Researchers have been fascinated by the factors of longevity. They’ve studied the natives of Okinawa, Japan who are known to age more healthily and tend to live longer than most places in the world. Or the residents of the San Blas Islands who have incredibly low rates of heart disease. Or Seventh Day Adventists who live up to seven years longer than their neighbors, on average. What’s food got to do with it? Well, a lot.
In order to help you extend your projected lifetime and enjoy more birthdays, we've created a short list of scientifically proven great foods to consume;
1. Berries
Love ‘em or hate ‘em, berries are amazing for you. Not only are berries a beautiful way to add color and juicy flavor to your favorite desserts and salads, but they can also be powerful little pills to help you on your health journey. They possess one of the highest levels of antioxidants per serving of any food, with their trademark color coming from a high amount of anthocyanidins, which help fight the damage of free radicals on a cellular level. They also reduce the risk of developing cellular diseases, such as heart disease, glaucoma, and ulcers. Even blackberries lower cholesterol and fight chronic disease with vitamin C, E, and pectin fiber.
2. Green Tea
Besides boasting benefits like reduced risk of cancer and heart disease, the world’s second most popular beverage was shown to reduce risk of death by up to 26 percent for those who consumed several cups a day. A daily cup of green tea lowers the risk of heart disease and premature death, according to research published in the Annals of Epidemiology.
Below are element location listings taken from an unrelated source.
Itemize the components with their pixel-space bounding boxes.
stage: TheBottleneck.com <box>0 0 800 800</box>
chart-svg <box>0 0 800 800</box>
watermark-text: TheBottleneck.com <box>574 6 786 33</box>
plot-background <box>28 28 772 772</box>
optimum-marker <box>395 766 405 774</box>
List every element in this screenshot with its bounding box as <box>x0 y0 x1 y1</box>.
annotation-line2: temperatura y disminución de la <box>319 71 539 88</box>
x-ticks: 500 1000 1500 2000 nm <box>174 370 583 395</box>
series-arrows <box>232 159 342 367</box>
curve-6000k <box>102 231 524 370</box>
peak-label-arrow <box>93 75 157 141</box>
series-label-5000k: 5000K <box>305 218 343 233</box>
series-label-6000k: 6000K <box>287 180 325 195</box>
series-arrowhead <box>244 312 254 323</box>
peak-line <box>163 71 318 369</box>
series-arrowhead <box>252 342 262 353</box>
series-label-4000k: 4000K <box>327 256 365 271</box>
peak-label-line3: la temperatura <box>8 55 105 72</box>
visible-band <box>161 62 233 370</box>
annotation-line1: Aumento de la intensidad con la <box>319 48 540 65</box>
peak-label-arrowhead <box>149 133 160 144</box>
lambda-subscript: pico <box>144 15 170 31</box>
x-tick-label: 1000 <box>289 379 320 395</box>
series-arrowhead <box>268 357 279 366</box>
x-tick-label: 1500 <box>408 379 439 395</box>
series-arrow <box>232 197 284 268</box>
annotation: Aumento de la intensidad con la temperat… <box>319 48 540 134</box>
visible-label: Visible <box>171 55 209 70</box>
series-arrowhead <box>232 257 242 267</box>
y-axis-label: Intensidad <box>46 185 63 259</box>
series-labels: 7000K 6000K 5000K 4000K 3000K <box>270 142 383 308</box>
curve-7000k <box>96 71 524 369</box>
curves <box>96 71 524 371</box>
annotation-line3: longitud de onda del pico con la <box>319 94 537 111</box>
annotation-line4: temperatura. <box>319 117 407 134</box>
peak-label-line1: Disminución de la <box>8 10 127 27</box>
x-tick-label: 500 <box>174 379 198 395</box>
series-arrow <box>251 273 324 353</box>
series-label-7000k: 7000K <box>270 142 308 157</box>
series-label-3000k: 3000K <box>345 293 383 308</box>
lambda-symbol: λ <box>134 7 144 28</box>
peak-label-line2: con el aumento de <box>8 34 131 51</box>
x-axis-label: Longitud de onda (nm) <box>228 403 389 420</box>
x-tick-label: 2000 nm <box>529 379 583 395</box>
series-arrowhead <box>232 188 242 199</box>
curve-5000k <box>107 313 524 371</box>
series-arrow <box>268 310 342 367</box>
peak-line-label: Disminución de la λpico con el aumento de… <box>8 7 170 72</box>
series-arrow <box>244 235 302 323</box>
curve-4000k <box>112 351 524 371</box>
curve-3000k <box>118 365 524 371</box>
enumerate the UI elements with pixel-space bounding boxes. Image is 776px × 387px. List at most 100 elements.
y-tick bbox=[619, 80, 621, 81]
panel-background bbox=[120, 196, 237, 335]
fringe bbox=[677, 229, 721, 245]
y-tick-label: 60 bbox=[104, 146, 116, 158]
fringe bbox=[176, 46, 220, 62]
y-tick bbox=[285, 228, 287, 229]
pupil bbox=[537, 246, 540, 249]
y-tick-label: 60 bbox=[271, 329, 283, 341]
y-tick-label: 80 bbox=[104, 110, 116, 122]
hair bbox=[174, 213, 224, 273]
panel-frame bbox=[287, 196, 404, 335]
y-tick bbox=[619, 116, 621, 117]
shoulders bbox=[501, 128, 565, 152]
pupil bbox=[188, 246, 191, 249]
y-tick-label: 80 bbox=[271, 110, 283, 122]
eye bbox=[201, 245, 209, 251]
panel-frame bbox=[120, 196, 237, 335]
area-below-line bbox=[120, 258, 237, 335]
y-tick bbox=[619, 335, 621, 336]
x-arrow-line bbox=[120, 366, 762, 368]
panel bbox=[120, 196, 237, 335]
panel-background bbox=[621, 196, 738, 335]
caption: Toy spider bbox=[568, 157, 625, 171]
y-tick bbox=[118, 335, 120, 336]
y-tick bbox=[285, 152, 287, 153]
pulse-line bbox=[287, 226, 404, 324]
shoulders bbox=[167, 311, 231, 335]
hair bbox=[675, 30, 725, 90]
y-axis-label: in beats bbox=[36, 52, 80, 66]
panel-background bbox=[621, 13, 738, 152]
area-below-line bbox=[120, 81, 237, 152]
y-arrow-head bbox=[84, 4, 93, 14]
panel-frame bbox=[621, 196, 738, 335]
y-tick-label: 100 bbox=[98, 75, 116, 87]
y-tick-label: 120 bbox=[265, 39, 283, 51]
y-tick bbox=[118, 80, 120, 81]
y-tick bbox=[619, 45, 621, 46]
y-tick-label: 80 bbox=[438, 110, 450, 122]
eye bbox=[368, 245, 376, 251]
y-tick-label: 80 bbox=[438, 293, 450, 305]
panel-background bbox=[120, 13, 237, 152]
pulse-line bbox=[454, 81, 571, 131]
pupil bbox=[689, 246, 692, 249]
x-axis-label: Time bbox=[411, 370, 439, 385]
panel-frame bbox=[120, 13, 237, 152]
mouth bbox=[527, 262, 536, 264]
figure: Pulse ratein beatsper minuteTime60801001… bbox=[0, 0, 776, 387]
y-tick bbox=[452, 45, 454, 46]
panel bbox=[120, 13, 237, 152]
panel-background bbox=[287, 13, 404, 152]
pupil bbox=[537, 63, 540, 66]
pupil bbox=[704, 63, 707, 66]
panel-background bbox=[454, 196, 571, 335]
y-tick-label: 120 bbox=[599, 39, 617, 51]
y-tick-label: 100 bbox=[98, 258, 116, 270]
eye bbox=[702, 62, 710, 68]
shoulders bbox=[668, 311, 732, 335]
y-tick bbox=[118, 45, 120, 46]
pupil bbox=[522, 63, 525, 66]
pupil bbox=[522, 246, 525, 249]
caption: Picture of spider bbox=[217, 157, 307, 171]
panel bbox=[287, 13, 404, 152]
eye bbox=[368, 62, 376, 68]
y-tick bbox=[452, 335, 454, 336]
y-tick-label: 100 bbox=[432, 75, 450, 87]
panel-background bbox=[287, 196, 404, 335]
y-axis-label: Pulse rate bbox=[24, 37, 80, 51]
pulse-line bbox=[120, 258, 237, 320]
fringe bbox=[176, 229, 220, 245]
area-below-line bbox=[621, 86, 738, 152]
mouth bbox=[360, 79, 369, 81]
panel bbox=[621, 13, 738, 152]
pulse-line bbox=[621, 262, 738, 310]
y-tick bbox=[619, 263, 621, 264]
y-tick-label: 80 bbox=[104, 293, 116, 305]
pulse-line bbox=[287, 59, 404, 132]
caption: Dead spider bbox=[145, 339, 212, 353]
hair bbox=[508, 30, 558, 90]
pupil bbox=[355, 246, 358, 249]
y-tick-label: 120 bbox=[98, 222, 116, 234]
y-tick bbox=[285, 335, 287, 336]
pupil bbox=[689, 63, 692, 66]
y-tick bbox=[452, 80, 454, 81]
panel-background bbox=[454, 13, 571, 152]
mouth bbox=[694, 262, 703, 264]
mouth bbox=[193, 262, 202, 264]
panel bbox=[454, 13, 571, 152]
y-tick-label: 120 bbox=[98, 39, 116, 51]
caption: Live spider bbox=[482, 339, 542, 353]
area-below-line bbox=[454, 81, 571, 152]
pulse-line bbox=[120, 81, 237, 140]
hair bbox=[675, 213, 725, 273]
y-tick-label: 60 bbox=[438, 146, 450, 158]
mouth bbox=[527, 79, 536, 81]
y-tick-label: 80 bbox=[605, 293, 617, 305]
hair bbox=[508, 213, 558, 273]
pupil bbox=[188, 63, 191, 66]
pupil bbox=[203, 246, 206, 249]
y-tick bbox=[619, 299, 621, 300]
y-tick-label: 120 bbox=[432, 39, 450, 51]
The study, carried out by Japan’s National Cancer Centre, found that the more green tea a person drinks, the less likely they are to die from heart disease, stroke and respiratory diseases. The study, which looked at the drinking habits of 90,916 subjects aged between 40 and 69 years old, concluded that women who drink one cup a day reduce their risk of an early death by ten per cent, and that this increases to 17 per cent if they drink more than five cups a day. A similar (though reduced) trend was observed in men.
3. Nuts
People who snacked on a handful of nuts everyday were found to live longer than those who didn’t, according to a Harvard University study. An added bonus: they also lived healthier lives with a lower chance of developing cancer, heart disease, and respiratory disease. Overall, the daily nut-eaters were 20% less likely to have died during the course of the study than those who avoided nuts. (Peanuts, which are actually legumes, counted as nuts in this study).
4. Salmon
A recent study published in the Journal of Clinical Lipidology suggests that people who eat a diet rich in omega-3 fatty acids might have less risk of developing cardiovascular disease and could potentially live longer. The study found the risk of death was reduced by almost a third in people who had the highest omega-3 levels in comparison to those with a lower omega-3 index.
5. Dark Chocolate
For the chocolate lovers out there, good news! Chocolate can help you live longer. Cocoa beans are packed with antioxidants which studies have found can help cut your risk of heart disease – the biggest killer in the Western world. This may be why Jeanne Louise Calment, who lived a grand total of 122 years and 164 days (the oldest verified age of any human being ever) put her good health down to her regular chocolate consumption.